On November 18, 1994, KEBN and KBUA, the other area station on 94.3 FM began simulcasting the same country music format and 94.3 in San Fernando became KYKF. This lasted until October 31, 1996, after the San Fernando station was sold to Liberman and started simulcasting KBUE, and on January 31, 1997, it acquired the KBUA call letters. "Que Buena" now reached most of metropolitan Los Angeles County, though reception remains difficult in some regions, such as the San Gabriel Valley and Malibu. A booster station, KBUA-FM1 in Santa Clarita, California, extends the signal's reach into the Santa Clarita Valley.

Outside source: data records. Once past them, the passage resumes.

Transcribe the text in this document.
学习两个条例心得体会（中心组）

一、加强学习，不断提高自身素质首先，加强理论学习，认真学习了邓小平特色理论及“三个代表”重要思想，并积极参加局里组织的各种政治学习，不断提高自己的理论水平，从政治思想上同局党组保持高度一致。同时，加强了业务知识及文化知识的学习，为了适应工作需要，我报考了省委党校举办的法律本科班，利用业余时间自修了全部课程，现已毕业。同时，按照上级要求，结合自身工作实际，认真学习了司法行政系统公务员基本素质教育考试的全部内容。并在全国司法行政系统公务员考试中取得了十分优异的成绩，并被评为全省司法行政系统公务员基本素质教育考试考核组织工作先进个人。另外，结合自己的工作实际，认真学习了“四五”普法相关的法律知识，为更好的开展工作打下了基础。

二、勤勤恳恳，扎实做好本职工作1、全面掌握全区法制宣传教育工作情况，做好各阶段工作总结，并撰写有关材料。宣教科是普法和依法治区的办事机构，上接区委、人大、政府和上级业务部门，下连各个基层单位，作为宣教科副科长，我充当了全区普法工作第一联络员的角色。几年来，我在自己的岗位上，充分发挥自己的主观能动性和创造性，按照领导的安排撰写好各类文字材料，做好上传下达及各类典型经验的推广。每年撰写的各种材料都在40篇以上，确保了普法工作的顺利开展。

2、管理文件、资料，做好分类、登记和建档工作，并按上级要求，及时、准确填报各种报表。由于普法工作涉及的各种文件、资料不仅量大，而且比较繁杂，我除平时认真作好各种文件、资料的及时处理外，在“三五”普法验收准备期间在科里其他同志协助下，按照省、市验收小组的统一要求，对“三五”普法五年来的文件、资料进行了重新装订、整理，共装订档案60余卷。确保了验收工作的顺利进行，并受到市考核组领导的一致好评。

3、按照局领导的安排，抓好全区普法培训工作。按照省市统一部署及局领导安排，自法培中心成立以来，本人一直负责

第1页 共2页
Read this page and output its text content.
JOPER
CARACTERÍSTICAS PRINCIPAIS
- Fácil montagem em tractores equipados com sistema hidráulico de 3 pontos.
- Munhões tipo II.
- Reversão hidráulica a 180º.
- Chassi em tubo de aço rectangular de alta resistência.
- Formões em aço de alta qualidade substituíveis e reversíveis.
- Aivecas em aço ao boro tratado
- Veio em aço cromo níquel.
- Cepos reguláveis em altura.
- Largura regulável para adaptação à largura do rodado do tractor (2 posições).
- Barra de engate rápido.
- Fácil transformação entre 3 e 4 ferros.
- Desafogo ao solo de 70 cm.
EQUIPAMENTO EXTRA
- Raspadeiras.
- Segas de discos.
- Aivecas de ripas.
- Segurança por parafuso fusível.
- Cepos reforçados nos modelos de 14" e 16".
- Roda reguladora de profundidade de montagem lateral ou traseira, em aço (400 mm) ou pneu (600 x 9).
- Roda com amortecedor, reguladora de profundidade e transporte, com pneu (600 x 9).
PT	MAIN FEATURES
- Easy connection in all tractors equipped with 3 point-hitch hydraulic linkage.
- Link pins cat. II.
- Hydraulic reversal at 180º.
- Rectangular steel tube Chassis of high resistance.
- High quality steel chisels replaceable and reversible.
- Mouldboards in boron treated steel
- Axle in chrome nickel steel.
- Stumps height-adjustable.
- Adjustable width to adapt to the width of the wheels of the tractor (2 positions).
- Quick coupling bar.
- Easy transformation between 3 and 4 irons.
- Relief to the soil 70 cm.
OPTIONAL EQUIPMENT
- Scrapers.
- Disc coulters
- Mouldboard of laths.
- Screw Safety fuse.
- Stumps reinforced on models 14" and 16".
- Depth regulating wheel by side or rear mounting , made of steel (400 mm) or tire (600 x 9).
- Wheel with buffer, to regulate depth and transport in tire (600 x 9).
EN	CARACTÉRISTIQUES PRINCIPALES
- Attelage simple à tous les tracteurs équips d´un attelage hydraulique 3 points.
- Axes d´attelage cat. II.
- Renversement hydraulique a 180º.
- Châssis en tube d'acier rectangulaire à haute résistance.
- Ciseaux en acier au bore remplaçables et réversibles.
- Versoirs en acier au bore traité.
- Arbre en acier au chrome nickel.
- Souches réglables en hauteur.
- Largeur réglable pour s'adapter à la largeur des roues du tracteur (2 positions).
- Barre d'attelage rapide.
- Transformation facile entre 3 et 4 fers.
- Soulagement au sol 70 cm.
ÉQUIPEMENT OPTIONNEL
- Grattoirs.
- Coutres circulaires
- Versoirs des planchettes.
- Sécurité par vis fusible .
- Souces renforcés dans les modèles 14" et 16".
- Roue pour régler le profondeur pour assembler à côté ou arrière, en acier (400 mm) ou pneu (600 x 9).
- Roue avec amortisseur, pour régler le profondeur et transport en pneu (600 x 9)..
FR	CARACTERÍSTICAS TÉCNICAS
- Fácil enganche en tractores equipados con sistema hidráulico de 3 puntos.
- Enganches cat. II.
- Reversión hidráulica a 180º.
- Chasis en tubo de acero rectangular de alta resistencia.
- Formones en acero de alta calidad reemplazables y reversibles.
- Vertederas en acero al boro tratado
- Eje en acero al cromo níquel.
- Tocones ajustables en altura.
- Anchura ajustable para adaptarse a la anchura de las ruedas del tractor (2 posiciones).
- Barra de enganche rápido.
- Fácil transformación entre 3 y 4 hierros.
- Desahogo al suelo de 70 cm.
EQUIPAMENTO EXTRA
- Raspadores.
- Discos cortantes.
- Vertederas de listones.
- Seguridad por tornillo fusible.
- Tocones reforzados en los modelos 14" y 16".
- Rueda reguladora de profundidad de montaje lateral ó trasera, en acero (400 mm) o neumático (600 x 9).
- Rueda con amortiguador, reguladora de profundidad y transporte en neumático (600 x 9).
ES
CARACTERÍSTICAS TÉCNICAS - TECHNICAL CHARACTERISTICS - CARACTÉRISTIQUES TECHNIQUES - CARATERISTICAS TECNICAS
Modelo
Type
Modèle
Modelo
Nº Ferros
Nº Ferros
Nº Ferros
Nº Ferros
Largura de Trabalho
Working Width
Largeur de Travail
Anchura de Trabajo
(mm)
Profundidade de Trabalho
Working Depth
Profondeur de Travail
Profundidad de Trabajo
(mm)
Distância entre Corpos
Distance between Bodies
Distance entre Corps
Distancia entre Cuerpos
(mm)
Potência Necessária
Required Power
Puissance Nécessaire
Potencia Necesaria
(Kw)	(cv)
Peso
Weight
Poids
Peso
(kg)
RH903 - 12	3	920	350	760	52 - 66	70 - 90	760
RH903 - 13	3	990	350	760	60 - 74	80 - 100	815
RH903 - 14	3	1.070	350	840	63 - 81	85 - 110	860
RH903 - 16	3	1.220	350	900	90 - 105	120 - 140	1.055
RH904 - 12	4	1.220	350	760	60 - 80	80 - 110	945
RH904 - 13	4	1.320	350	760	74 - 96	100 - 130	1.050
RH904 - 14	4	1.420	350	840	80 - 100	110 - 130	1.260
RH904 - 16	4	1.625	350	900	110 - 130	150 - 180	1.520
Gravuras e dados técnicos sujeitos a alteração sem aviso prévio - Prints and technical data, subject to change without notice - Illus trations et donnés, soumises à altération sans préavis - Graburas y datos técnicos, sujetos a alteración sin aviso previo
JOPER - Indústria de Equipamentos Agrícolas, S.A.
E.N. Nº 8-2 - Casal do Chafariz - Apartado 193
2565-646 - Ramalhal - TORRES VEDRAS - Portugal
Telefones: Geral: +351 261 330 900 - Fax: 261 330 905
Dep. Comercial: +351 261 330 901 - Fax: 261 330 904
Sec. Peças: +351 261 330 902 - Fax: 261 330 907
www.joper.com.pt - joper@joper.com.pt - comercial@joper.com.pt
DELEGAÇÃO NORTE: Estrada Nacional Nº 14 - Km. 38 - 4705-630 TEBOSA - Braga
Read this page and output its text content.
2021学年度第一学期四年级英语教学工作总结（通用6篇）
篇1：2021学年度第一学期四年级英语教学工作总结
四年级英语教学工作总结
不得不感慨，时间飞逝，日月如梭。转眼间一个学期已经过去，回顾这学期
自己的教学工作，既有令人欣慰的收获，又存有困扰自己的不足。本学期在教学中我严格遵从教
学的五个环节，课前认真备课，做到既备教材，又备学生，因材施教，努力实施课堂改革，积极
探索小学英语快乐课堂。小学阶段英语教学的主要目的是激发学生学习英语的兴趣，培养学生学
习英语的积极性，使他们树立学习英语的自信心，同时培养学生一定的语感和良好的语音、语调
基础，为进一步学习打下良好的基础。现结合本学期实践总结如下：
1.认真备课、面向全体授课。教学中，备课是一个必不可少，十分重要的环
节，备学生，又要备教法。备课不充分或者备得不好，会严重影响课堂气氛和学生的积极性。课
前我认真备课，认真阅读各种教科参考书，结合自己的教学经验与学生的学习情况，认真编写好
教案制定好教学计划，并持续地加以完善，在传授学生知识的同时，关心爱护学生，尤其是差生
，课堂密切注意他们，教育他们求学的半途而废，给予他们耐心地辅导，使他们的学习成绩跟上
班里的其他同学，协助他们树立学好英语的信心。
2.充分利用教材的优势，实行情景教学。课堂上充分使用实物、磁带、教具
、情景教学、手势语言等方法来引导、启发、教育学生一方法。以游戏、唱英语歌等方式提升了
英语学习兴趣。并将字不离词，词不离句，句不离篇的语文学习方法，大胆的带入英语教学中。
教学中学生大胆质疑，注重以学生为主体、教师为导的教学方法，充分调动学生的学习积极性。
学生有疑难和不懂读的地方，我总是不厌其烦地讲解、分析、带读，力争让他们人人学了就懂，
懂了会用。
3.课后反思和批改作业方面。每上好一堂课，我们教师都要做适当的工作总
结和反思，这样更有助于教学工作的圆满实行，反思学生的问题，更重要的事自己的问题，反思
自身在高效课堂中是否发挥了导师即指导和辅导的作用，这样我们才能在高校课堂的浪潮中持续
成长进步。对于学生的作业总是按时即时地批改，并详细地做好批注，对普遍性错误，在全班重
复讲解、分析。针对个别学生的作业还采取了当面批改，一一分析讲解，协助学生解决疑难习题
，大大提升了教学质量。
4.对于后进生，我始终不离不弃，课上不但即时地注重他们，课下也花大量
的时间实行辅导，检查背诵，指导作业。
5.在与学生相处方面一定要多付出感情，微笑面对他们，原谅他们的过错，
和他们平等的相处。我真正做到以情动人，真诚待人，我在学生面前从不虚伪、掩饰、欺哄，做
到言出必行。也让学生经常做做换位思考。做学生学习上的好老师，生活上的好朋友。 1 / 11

On June 25, 2000, 94.3 at Garden Grove became "Cool 94.3" in Anaheim, with a "cool AC" format (somewhat of a precursor to the Jack FM format), and the call letters changed to KMXN on September 29. Liberman acquired KMXN in 2003 and on January 7 started simulcasting the KBUE/KBUA signal, giving "Que Buena" coverage in nearly all of Orange County. On May 15, the call letters became KEBN.

==KRQB==

On August 1, 2007, Liberman added another "Que Buena" to the lineup with the acquisition of Rhythmic Contemporary KWIE, licensed to San Jacinto, California, from Magic Broadcasting. The call sign was immediately changed to KRQB. The addition of the new station extends Liberman's "Que Buena" brand into Riverside and San Bernardino counties. (The previous owners transferred the KWIE calls to 93.5 in Ontario, a simulcast of KDAY.) Other than the morning show, programming on KRQB is separate from that of these stations.

==Genre==
Currently Que Buena primarily targets the "Mexican American" or "paisa" community of the greater Los Angeles area. Paisa being a slang term in Spanish meaning those who are culturally Mexican or "paisanos". Thus listen to such legendary Mexican artists such as Chalino Sánchez and Saul Viera. Other artists who gained quick popularity because of KBUE were El Narquillo, Adán Sánchez, and Lupillo Rivera to name a few. "La Que Buena" or "Aqui Suena La Que Buena", as it is commonly referred to, also plays the genre "banda" with primarily the "La Banda el Recodo" as its focus. Other artists who have airplay are El As de la Sierra, El Chapo, Valentín Elizalde, Jenny Rivera, Rogelio Martínez, El Potro de Sinaloa, El Coyote y su Banda, Los Tucanes, Los Rieleros, Los Incomparables, Los Tucanes, Los Razos, Los Originales de San Juan, and many others.

There has been a recent boom within the "Paisa" community with the beginning of "el movimiento alterado". Artists that fit this criterion are Larry Hernandez, Roberto Tapia, Enigma Norteno, Gerardo Ortiz, Noel Torres, Aldredito Olivas, El Komander, and others.